Tuesday, February 25, 2014

The Job of Writing

This past weekend I attended my first writer's conference. Janna and I packed our bags, and after a woefully prolonged journey to NYC, we arrived to our hotel 13 hours late before collapsing into our beds. At 7AM, we picked up our Society for Children's Book Writers and Illustrators name badges and hit the first of a series of lectures and break-out sessions.

There were a few things that I heard for the first time, but much of it was information I already knew. Story structure, plotting, the importance of characters over plot to carry a story, the fact that we all "fail" many, many times in the process of producing successful work. But for some reason, there were many things in this list that felt refreshingly new to my mind. Maybe it was just the enthusiasm of the speakers, or the vibe of being surrounded by people who are chasing (and catching!) this same dream. Maybe it was the fact that sometimes you just have to listen to something over and over again to  hear it for the first time. Whatever it was, I feel like this process now has a brighter outlook and a bit of a new beginning.

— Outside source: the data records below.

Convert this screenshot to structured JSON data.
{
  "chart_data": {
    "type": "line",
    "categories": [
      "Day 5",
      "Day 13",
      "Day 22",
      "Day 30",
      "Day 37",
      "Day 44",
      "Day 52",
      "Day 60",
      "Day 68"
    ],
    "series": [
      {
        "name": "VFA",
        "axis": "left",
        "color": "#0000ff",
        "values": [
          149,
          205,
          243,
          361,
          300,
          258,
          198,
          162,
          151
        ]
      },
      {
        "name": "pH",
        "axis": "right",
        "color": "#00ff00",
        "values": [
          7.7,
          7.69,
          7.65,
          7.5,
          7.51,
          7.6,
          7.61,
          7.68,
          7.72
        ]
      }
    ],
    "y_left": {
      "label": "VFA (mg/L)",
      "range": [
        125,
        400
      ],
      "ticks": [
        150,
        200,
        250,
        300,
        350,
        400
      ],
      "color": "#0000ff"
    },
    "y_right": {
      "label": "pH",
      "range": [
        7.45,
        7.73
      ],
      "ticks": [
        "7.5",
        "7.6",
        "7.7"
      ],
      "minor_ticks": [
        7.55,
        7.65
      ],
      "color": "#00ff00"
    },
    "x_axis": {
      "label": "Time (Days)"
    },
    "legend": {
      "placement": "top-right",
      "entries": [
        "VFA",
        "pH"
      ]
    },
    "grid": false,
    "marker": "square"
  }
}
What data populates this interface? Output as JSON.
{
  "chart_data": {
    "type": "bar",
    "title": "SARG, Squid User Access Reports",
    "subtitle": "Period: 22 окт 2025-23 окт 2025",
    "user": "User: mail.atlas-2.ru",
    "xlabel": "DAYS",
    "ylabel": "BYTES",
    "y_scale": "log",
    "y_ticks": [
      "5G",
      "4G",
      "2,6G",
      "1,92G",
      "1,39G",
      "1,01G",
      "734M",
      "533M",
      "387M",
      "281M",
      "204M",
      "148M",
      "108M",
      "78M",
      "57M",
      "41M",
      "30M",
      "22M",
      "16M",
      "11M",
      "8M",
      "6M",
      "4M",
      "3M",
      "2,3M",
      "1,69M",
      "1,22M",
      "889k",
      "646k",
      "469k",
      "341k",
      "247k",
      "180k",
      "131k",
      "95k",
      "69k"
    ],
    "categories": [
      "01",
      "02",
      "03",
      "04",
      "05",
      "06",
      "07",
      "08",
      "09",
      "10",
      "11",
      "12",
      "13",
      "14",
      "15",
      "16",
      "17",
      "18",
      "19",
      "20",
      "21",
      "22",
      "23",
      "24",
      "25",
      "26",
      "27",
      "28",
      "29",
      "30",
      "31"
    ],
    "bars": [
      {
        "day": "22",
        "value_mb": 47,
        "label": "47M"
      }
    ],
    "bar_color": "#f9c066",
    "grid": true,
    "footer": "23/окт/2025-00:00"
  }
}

This thing "Writing" is a job and an art. It takes time, patience and crafting. I need to give it the full dedication any job deserves - preserved, scheduled and uninterrupted time. My calendar will now reflect this. No more writing whenever I can fit it in. My Writer's Habit starts today, and that alone fills me with excitement. I will also cut myself slack, knowing that many days I will produce text that will never be seen by anyone but me. There will be garbage. There will be total junk. But there will be good stuff. Hopefully really good stuff. Stephen King says you have to unearth a story like an archeological dig. Kate Messner says you have to throw a lot of pots to learn how to make one good one.

Let's get to work...

Wednesday, January 22, 2014


I have frequently been surprised at how hard it is to place people when you run into them in an unfamiliar setting. When I am rummaging through my mental Roladex, I am also trying to place a person in the right physical space: are you college, med school, residency, North Memorial, Meadowbrook, Breck, Surly, or the dreaded no-man's-land of "other"....? Given that I am not the best at remembering people to start with, taking someone out of their normal context can completely flummox me. A place for each person, and each person in their place.

Context and place have importance. I want to know which "me" do you know. Was I your doctor, your peer, your friend, your teacher, or the woman running your kid's play date? Not that I am a radically different person for these scenarios, but I can't say I'm completely the same either.

Last night, it became clear to me that place itself holds power. Up to this point in life, the passenger seat of my car has been occupied exclusively by adults. Those over 18 have ventured back to the Chex-Mix, water bottle and Big Nate strewn booster seats of my minivan, at their own peril, but the boys have never ventured forth. The front seat is, by definition, an adult space.

Until now.

Mr. Max, being a somewhat freakishly tall 11-year-old, is officially tall enough to take that long-yearned-for shotgun seat, morphing us from chauffeur position to buddy position. Road trip position. Long hours of chatting position. And I found it morphed not only our physical space, but our mental space as well. We talked differently. I wasn't lobbing questions to the bowels of the back over the din of pop radio and 4-boy chatter. Instead, we were just talking, not only about his day, but mine as well. Talking more fluidly and at ease. Talking equally.

When we hit the house, not surprisingly, it was back to business as usual. Back to the loud banter of our lives and our home. I was the one barking about the need for PJ's and tooth brushing, asking again if anyone was ever going to feed the fish, wondering how so many clothes could be on the floor in one 24-hour period. Back to being Mom. Max back to being Kid. Because that is what we do in that place. Those are our roles on that stage.

But it makes me want to drive a little slower and take the side roads next time he's in the car. Turn down the radio, and eventually roll down the windows. Though I yearn for him to stay a child, this window into the young man he is becoming is even more enticing. This new place, with it's different rules, is a place in which I look forward to many hours together. Road tripping, right here in town.